There is often controversy around censorship, particularly about information getting hidden or concealed in or by the media.  It is a popular topic of conversation as many people feel like they aren’t getting the full story or all of the information that is going on behind the scenes, or behind the appearance of things.  There are narratives that people want to be seen or heard more than other narratives.  Each person or group does their best to be the loudest or have the most attention placed on what they want to be seen or heard.  This often lends to debates around violations of free speech or free expression.  For some people this is a very heated debate.  Ultimately this censorship leads to feelings of mistrust and that no one is being honest about what is really going because the full story isn’t being shared.  
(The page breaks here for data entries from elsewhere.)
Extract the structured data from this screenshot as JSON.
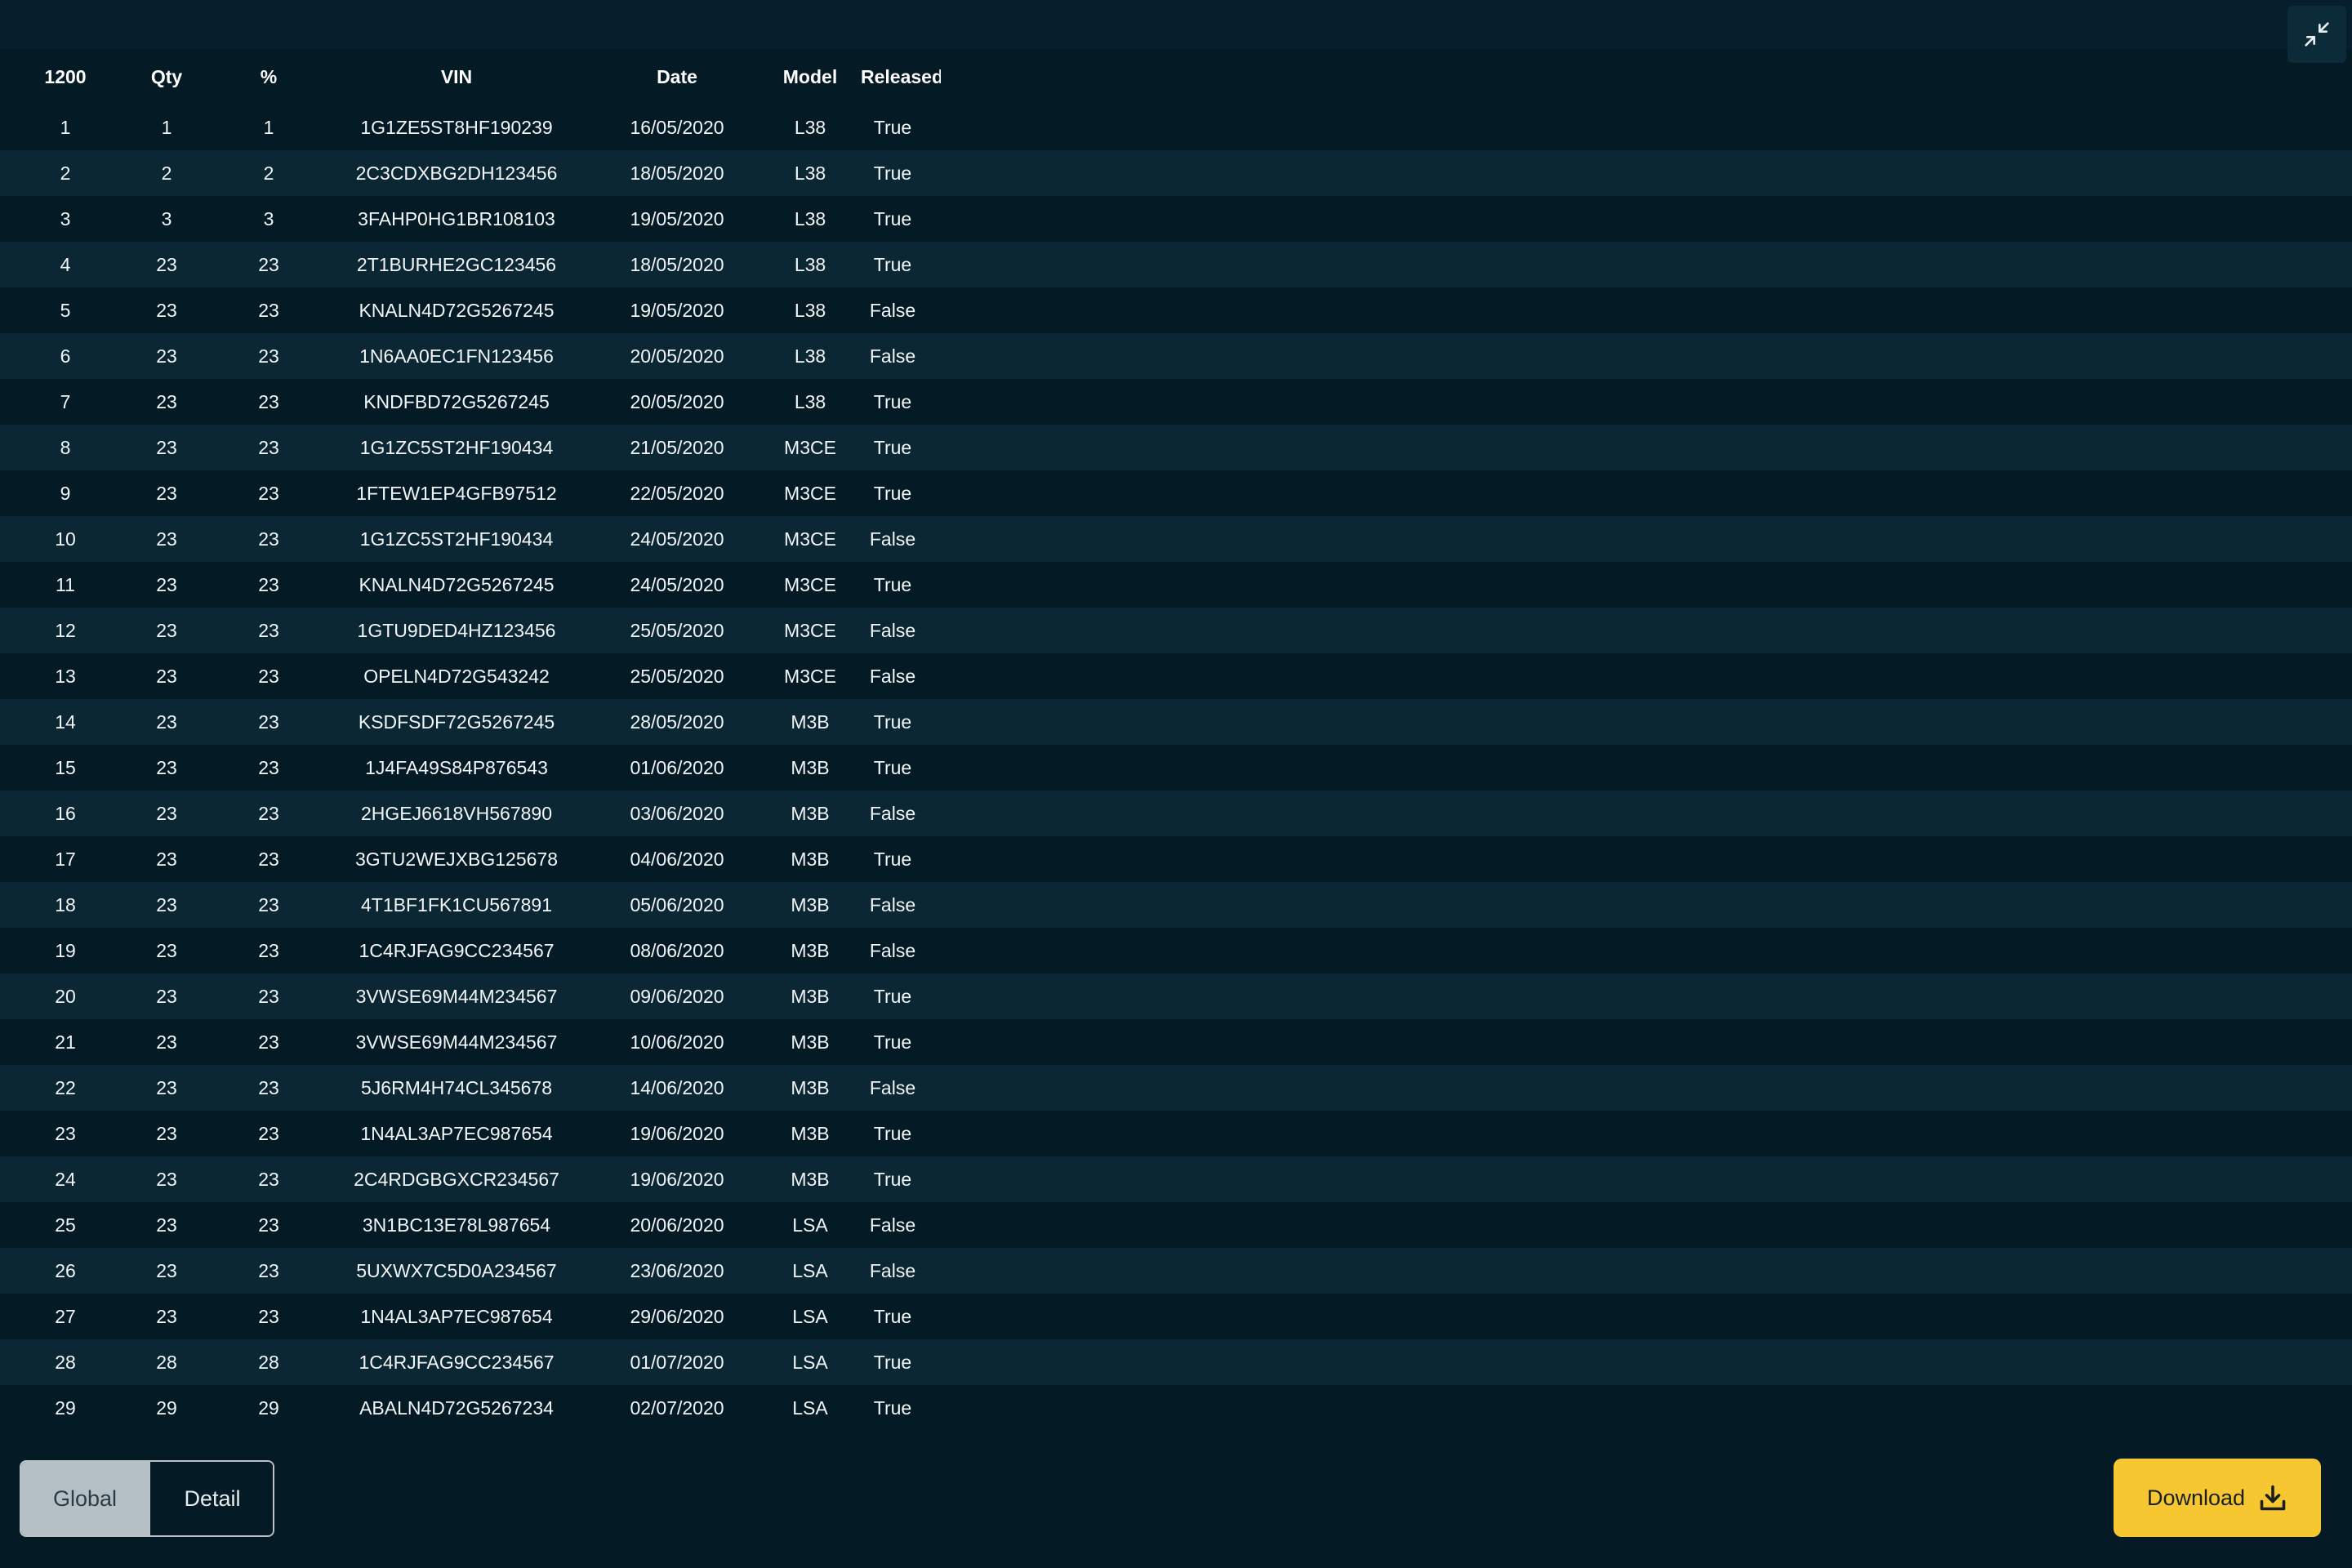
{
  "table": {
    "headers": [
      "1200",
      "Qty",
      "%",
      "VIN",
      "Date",
      "Model",
      "Released"
    ],
    "rows": [
      [
        "1",
        "1",
        "1",
        "1G1ZE5ST8HF190239",
        "16/05/2020",
        "L38",
        "True"
      ],
      [
        "2",
        "2",
        "2",
        "2C3CDXBG2DH123456",
        "18/05/2020",
        "L38",
        "True"
      ],
      [
        "3",
        "3",
        "3",
        "3FAHP0HG1BR108103",
        "19/05/2020",
        "L38",
        "True"
      ],
      [
        "4",
        "23",
        "23",
        "2T1BURHE2GC123456",
        "18/05/2020",
        "L38",
        "True"
      ],
      [
        "5",
        "23",
        "23",
        "KNALN4D72G5267245",
        "19/05/2020",
        "L38",
        "False"
      ],
      [
        "6",
        "23",
        "23",
        "1N6AA0EC1FN123456",
        "20/05/2020",
        "L38",
        "False"
      ],
      [
        "7",
        "23",
        "23",
        "KNDFBD72G5267245",
        "20/05/2020",
        "L38",
        "True"
      ],
      [
        "8",
        "23",
        "23",
        "1G1ZC5ST2HF190434",
        "21/05/2020",
        "M3CE",
        "True"
      ],
      [
        "9",
        "23",
        "23",
        "1FTEW1EP4GFB97512",
        "22/05/2020",
        "M3CE",
        "True"
      ],
      [
        "10",
        "23",
        "23",
        "1G1ZC5ST2HF190434",
        "24/05/2020",
        "M3CE",
        "False"
      ],
      [
        "11",
        "23",
        "23",
        "KNALN4D72G5267245",
        "24/05/2020",
        "M3CE",
        "True"
      ],
      [
        "12",
        "23",
        "23",
        "1GTU9DED4HZ123456",
        "25/05/2020",
        "M3CE",
        "False"
      ],
      [
        "13",
        "23",
        "23",
        "OPELN4D72G543242",
        "25/05/2020",
        "M3CE",
        "False"
      ],
      [
        "14",
        "23",
        "23",
        "KSDFSDF72G5267245",
        "28/05/2020",
        "M3B",
        "True"
      ],
      [
        "15",
        "23",
        "23",
        "1J4FA49S84P876543",
        "01/06/2020",
        "M3B",
        "True"
      ],
      [
        "16",
        "23",
        "23",
        "2HGEJ6618VH567890",
        "03/06/2020",
        "M3B",
        "False"
      ],
      [
        "17",
        "23",
        "23",
        "3GTU2WEJXBG125678",
        "04/06/2020",
        "M3B",
        "True"
      ],
      [
        "18",
        "23",
        "23",
        "4T1BF1FK1CU567891",
        "05/06/2020",
        "M3B",
        "False"
      ],
      [
        "19",
        "23",
        "23",
        "1C4RJFAG9CC234567",
        "08/06/2020",
        "M3B",
        "False"
      ],
      [
        "20",
        "23",
        "23",
        "3VWSE69M44M234567",
        "09/06/2020",
        "M3B",
        "True"
      ],
      [
        "21",
        "23",
        "23",
        "3VWSE69M44M234567",
        "10/06/2020",
        "M3B",
        "True"
      ],
      [
        "22",
        "23",
        "23",
        "5J6RM4H74CL345678",
        "14/06/2020",
        "M3B",
        "False"
      ],
      [
        "23",
        "23",
        "23",
        "1N4AL3AP7EC987654",
        "19/06/2020",
        "M3B",
        "True"
      ],
      [
        "24",
        "23",
        "23",
        "2C4RDGBGXCR234567",
        "19/06/2020",
        "M3B",
        "True"
      ],
      [
        "25",
        "23",
        "23",
        "3N1BC13E78L987654",
        "20/06/2020",
        "LSA",
        "False"
      ],
      [
        "26",
        "23",
        "23",
        "5UXWX7C5D0A234567",
        "23/06/2020",
        "LSA",
        "False"
      ],
      [
        "27",
        "23",
        "23",
        "1N4AL3AP7EC987654",
        "29/06/2020",
        "LSA",
        "True"
      ],
      [
        "28",
        "28",
        "28",
        "1C4RJFAG9CC234567",
        "01/07/2020",
        "LSA",
        "True"
      ],
      [
        "29",
        "29",
        "29",
        "ABALN4D72G5267234",
        "02/07/2020",
        "LSA",
        "True"
      ]
    ]
  },
  "view_toggle": {
    "global_label": "Global",
    "detail_label": "Detail",
    "selected": "Global"
  },
  "download": {
    "label": "Download"
  },
  "icons": {
    "collapse": "collapse-arrows-icon",
    "download": "download-icon"
  },
  "colors": {
    "background": "#041b25",
    "row_alt": "#0a2733",
    "accent": "#f6c731",
    "toggle_selected": "#b4c0c5"
  }
}
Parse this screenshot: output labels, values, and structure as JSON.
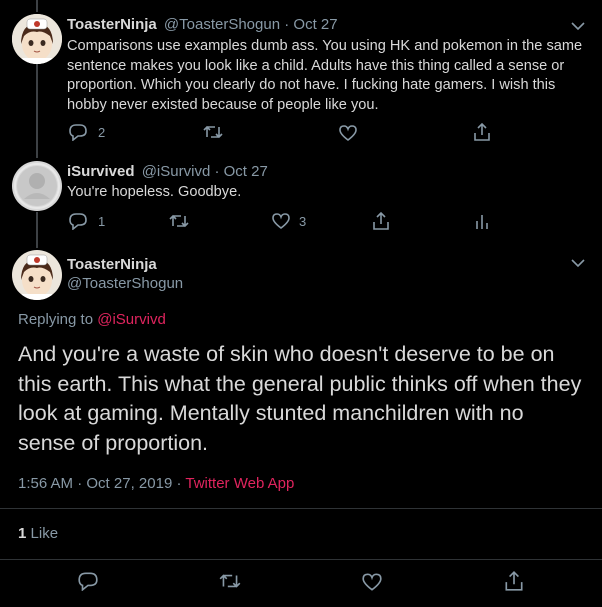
{
  "tweet1": {
    "name": "ToasterNinja",
    "handle": "@ToasterShogun",
    "sep": "·",
    "date": "Oct 27",
    "text": "Comparisons use examples dumb ass. You using HK and pokemon in the same sentence makes you look like a child. Adults have this thing called a sense or proportion. Which you clearly do not have. I fucking hate gamers. I wish this hobby never existed because of people like you.",
    "reply_count": "2",
    "retweet_count": "",
    "like_count": ""
  },
  "tweet2": {
    "name": "iSurvived",
    "handle": "@iSurvivd",
    "sep": "·",
    "date": "Oct 27",
    "text": "You're hopeless. Goodbye.",
    "reply_count": "1",
    "retweet_count": "",
    "like_count": "3"
  },
  "main": {
    "name": "ToasterNinja",
    "handle": "@ToasterShogun",
    "replying_prefix": "Replying to",
    "replying_handle": "@iSurvivd",
    "text": "And you're a waste of skin who doesn't deserve to be on this earth. This what the general public thinks off when they look at gaming. Mentally stunted manchildren with no sense of proportion.",
    "time": "1:56 AM",
    "sep": "·",
    "date": "Oct 27, 2019",
    "sep2": "·",
    "source": "Twitter Web App",
    "likes_count": "1",
    "likes_label": "Like"
  },
  "colors": {
    "background": "#000000",
    "text": "#d9d9d9",
    "muted": "#8899a6",
    "accent": "#e0245e",
    "divider": "#2f3336"
  },
  "icons": [
    "reply-icon",
    "retweet-icon",
    "like-icon",
    "share-icon",
    "analytics-icon",
    "chevron-down-icon"
  ]
}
As we see this all being played out before us, sort of like watching a movie on a big screen, we are getting a peak into the inner workings of our own collective and personal psyche.  The way I see it is is that everything is projection.  That which we have the most inner charge around we will work out in our outer environment, and it will become our experience or what we call fact or reality.  The outer experience of censorship and the unfairness or violation around it, is a mere reflection of the massive amounts of self-censorship we do on a day to day basis.  Many are frustrated by how un-fully expressed they feel and simultaneously they are constantly censoring themselves.  Why do we self-censor?  There are a multitude of reasons.  We don’t want to hurt someone’s feelings, we don’t feel like who we are is valid or good enough to express, we don’t want to appear to come off as rude or insensitive, we think other people won’t accept us, like us or maybe will even leave us if we don’t censor ourselves.  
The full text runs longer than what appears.